Monocular three-dimensional object detection using data augmentation and self-supervised learning in autonomous driving

Monocular three-dimensional (3D) object detection (OD) is an essential and challenging task in the domain of autonomous driving. Modern convolution neural network-based architectures for OD heavily rely on data augmentation (DA) and self-supervised learning (SSL). However, they have been relatively less explored for monocular 3D OD, especially in the field of autonomous driving. DAs for two-dimensional OD techniques do not directly extend to the 3D objects. Literature shows that this requires adaptation of the 3D geometry of the input scene and synthesis of new viewpoints. This requires accurate depth information of the scene which may not be available always. We propose augmentations for monocular 3D OD without creating view synthesis. The proposed method uses DA with SSL approach via multiobject labeling as the pretext task.
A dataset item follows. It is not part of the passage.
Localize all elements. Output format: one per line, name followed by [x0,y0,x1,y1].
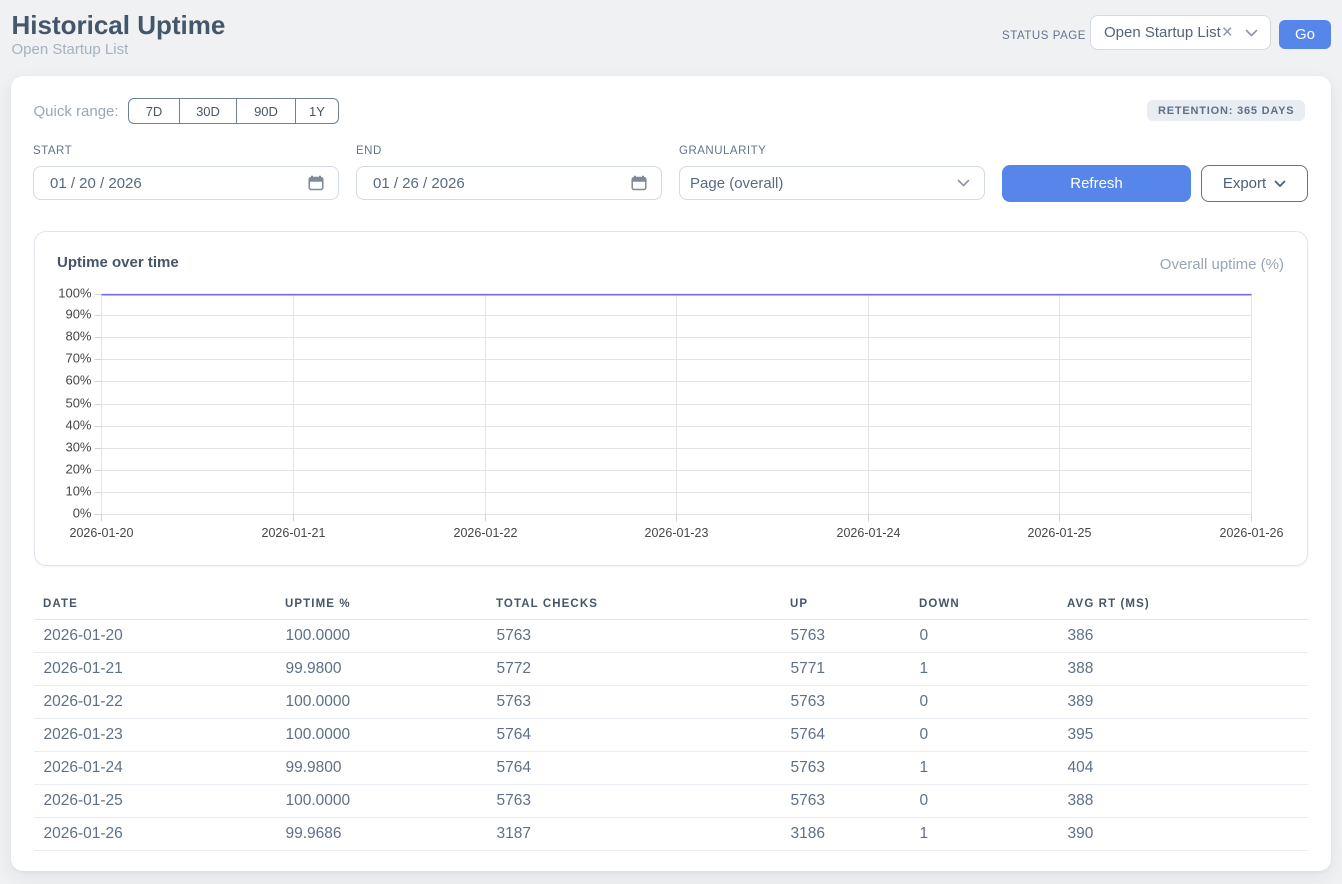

We evaluate the proposed DA-SSL approach on RTM3D detection model (baseline), with and without the application of DA. The results demonstrate improvements between 2% and 3% in mAP 3D and 0.9% to 1.5% BEV scores using SSL over the baseline scores. We propose an inverse class frequency weighted (ICFW) mAP score that highlights improvements in detection for low-frequency classes in a class imbalanced datasets with long tails. We observe improvements in both ICFW mAP 3D and Bird's Eye View (BEV) scores to take into account the class imbalance in the Karlsruhe Institute of Technology and Toyota Technological Institute (KITTI) validation dataset. We achieve 4% to 5% increase in ICFW metrics with the pretext task.